In Fig. 7, we display the magnitude of most positive/negative curvature, which highlights the upthrown and downthrown block of a fault, respectively, with the fault plane being located in between the blocks. In addition to the major northeast-trending faults, curvature helps reveal more detailed information about structural deformation over the fold hinge. Specifically, most positive curvature highlights the anticlinal block of subsurface lineaments, particularly those with a northwest-trending orientation, whereas the synclinal block of the northeast-trending lineaments is highlighted better using most negative curvature (denoted by circles). By generating most positive/negative flexure (Fig. 8), we notice enhancement in the resolution with more lineaments detected as potential faults and fractures (denoted by circles), compared with most positive/negative curvature (Fig. 7).


Then, we display the azimuth of most positive/negative curvature and flexure in Figs. 9 and 10, respectively. Both images reveal more structural details of the fractured reservoir than the magnitude property (Figs. 7 and 8). For example, subtle fractures with weak curvature/flexure magnitude across the reservoir crest are clearly defined as lineaments with one particular orientation in the azimuth maps (denoted by circles). Moreover, we notice that curvature azimuth shows potential fractures perpendicular to the fold hinge with a dominant orientation of N60oE, but has a limited resolution on the northwest-trending fractures that have been observed from outcrop and image logs (Cooper et al. 2006; Schwartz 2006).
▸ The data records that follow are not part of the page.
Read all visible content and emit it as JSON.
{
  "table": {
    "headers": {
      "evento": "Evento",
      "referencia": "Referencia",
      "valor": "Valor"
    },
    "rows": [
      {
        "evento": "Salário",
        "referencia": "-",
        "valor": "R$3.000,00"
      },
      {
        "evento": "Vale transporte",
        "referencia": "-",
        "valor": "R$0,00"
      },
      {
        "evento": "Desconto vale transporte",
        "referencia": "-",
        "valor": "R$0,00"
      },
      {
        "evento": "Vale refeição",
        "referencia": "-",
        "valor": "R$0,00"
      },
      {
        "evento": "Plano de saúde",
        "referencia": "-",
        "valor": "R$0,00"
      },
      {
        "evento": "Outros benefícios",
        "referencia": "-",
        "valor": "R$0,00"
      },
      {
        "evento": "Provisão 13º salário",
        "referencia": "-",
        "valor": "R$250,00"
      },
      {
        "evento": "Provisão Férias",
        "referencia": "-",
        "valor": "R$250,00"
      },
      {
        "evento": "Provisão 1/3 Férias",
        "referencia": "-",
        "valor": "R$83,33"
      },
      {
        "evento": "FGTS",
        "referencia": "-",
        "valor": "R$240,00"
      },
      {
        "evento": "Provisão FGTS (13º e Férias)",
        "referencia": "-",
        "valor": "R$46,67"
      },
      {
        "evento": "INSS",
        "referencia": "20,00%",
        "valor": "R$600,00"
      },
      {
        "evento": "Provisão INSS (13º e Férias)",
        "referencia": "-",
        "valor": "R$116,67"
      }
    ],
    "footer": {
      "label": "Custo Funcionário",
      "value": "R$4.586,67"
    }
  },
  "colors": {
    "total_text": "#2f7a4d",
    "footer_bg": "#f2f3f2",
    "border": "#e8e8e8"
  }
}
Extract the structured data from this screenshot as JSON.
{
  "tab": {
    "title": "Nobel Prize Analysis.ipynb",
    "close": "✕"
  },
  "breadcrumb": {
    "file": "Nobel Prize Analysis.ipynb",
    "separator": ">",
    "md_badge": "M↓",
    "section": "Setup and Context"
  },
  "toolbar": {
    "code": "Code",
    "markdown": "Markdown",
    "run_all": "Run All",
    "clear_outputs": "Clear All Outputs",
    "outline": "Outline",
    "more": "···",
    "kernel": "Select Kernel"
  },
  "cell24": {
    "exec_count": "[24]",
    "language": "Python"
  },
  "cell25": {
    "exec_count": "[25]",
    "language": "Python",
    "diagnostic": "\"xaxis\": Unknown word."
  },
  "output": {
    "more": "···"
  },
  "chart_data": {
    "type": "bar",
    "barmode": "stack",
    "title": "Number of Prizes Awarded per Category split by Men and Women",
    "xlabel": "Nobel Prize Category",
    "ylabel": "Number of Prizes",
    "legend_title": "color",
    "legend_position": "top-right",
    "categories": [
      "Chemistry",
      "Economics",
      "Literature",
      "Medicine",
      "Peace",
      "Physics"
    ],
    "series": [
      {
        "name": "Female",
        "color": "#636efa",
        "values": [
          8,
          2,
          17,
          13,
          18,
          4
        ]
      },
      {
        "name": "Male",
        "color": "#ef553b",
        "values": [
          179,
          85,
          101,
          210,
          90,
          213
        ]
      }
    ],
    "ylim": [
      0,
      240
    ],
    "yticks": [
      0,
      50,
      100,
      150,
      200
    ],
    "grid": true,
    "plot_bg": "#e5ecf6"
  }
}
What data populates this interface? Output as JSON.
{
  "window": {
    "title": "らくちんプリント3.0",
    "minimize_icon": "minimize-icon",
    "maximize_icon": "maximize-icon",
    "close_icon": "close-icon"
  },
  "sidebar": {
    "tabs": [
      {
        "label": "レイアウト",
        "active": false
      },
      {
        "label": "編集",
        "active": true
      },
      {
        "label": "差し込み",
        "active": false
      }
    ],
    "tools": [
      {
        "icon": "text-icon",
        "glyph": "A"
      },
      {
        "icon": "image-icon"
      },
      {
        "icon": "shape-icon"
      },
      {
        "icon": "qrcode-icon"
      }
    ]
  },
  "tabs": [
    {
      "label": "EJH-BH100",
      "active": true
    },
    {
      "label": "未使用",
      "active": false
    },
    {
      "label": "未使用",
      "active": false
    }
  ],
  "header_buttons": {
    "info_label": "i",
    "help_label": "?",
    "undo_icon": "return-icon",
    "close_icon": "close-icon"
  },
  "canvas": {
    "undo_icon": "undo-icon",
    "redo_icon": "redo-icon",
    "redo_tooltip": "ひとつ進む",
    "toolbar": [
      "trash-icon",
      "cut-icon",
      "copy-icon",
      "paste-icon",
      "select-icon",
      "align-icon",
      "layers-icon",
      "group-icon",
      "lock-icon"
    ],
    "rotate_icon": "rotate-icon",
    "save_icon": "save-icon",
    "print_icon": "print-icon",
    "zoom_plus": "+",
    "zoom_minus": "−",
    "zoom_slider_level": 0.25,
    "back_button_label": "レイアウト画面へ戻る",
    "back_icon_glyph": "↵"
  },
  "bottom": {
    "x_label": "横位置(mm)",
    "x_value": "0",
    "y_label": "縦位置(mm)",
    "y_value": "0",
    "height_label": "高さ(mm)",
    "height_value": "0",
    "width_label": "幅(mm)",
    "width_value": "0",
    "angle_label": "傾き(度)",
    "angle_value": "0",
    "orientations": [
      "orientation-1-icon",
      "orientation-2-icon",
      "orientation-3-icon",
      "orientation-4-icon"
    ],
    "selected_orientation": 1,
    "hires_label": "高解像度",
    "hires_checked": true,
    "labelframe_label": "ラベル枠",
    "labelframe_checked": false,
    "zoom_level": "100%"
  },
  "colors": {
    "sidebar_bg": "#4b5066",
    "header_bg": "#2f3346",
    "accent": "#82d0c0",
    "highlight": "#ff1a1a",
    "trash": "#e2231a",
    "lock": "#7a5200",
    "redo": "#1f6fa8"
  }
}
However, flexure azimuth (Fig. 10) not only illuminates these fractures but also defines their orientations in a quantitative manner. Such azimuth could be helpful for quantifying the most likely orientation of faulting and fracturing in the fractured reservoir.


Finally, to demonstrate the advantages of the new analytical methods over previous ones, we compute extreme curvature and flexure, and the attribute images are displayed in Figs. 11 and 12, respectively. Comparisons demonstrate that most positive/negative curvature and flexure are superior to extreme curvature and flexure by providing an edge-type display of lineaments and by improving clarity for fracture interpretation. Moreover, a comparison between Figs. 11 and 12 demonstrates the improved definition of fault location by flexure attribute, instead of fault blocks by curvature attribute (denoted by arrows). In addition to the result comparisons, we also compare computational time for these attributes. The efficiency of most positive/negative curvature is comparable to that of extreme curvature since the latter can also be calculated using an analytical approach (Di and Gao 2014b; Gao and Di 2015). For flexure computation, however, we notice a significant improvement by using an analytical approach on surface rotation rather than a discrete azimuth-scanning approach (Di and Gao 2014c). Table 1 lists the time for flexure computation using two different approaches, and for the Teapot Dome dataset, the new analytical approach is about eight times faster than the scanning one.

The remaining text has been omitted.